En medio de la búsqueda de las víctimas del naufragio del crucero Costa Concordia, comienzan a salir a la luz las historias de sobrevivientes que atravesaron desgarradoras experiencias y los casos de un altruismo sin límites para salvar vidas.

En medio de la búsqueda de las víctimas del naufragio del crucero Costa Concordia, comienzan a salir a la luz las historias de sobrevivientes que atravesaron desgarradoras experiencias y los casos de un altruismo sin límites para salvar vidas.
Nicole y su marido
Una sobreviviente dijo que logró salvarse gracias a un último gesto heroico de su marido, quien le entregó su chaleco salvavidas dado que ella no sabía nadar. El hombre desapareció en el naufragio y es uno de los dos ciudadanos franceses que falleció en el accidente.
“Le debo la vida a mi marido. Me dijo «salta, salta», y, como yo no sé nadar, me dio su chaleco. Yo dudaba, así que él se lanzó primero y luego lo hice yo. Me puse de espaldas y le llamé. El gritó «no te preocupes, saldré de esta». El agua estaba a apenas ocho grados. Después de esto, no le he vuelto a ver”, relató Nicole Servel, de 60 años, a Le Figaro.
En el crucero “cundía el pánico”, contó Servel, que estaba en el crucero con su marido Francis (de 72 años), como un regalo de sus hijos por su 60 cumpleaños. “El barco se hundía y entonces mi marido me dijo «hay que saltar, hay que saltar porque esto se va a hundir»”, le decía. “Cuando estaba en el agua, sola y a la deriva, he pensado en mis hijos y mis nietos. Para tratar de aguantar. Tratar de vivir”, recordó Nicole.
Resbalón fatal
William y su hija Daiana resbalaron y cayeron juntos al mar. Daiana, con 5 años, caminaba en el caos del abandono del crucero de la mano de su padre, William Arlotti, de 36. Querían salir del flanco derecho de la nave, en el segundo puente, que se inclinaba cada vez más peligrosamente hacia el agua. Estaba todo oscuro. De pronto la nena resbaló y se fue por la baranda, con el padre que la aferraba pero que terminó yéndose al mar con ella. Ambos están desaparecidos. Con William, divorciado de su mujer, estaba su novia Michella Maroncelli, de 32 años, que consiguió agarrarse a una escalera, viendo como padre e hija caían. La madre de Daiana, Susy Albertini, de 28 años, está en la isla de Giglio. Su ex marido y su hija siguen sin aparecer.

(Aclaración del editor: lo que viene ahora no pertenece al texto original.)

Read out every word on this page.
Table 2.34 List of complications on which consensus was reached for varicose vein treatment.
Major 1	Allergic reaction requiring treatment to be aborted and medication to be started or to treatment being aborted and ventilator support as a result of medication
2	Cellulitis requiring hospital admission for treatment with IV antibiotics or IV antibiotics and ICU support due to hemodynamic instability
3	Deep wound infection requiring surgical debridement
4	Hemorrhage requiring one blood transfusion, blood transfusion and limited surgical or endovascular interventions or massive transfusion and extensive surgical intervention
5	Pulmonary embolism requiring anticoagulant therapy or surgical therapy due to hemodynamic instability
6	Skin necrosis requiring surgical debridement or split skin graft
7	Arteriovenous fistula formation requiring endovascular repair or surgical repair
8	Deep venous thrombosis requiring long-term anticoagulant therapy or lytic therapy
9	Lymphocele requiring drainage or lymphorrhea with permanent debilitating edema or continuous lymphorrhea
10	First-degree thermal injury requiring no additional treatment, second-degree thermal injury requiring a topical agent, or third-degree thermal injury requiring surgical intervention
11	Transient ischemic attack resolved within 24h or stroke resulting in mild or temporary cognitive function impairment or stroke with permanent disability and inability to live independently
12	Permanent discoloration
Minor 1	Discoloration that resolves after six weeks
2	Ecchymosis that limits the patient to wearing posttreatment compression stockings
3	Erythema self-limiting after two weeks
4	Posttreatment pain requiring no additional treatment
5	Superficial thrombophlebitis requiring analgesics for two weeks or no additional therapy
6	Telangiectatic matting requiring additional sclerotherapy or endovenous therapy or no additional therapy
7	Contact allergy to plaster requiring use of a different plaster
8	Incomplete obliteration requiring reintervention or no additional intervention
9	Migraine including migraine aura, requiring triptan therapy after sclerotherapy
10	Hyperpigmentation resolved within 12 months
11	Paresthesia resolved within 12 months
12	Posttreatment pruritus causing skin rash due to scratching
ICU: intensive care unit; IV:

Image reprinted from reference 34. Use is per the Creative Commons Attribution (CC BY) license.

La tragedia del Costa Concordia está plena de historias curiosas. Es el caso de Valentina Capuana, una de las sobrevivientes del naufragio, que corrió la misma suerte de su abuela María, que en 1912 era una nena y viajaba en el legendario y trágico Titanic, que se hundió cerca de Terranova, al chocar contra un iceberg el 14 de abril 1912. María se salvó. Murieron 1.513 personas y sobrevivieron 711.
El baterista heroico
Italia busca consuelo ante la vergüenza causada por el capitán del crucero, Francesco Schettino, con la historia de un nuevo héroe. Giuseppe Girolamo, de 30 años, baterista de la banda de rock del barco, había logrado entrar en una chalupa durante las operaciones de salvataje en el puente 4. Tenía puesto su chaleco salvavidas. Pero vio que quedaba afuera, aterrorizado, un nene que había perdido a sus parientes. No lo pensó dos veces: saltó otra vez al barco, agarró al chico y lo puso en su lugar. Ahora Giuseppe está en la lista de los desaparecidos.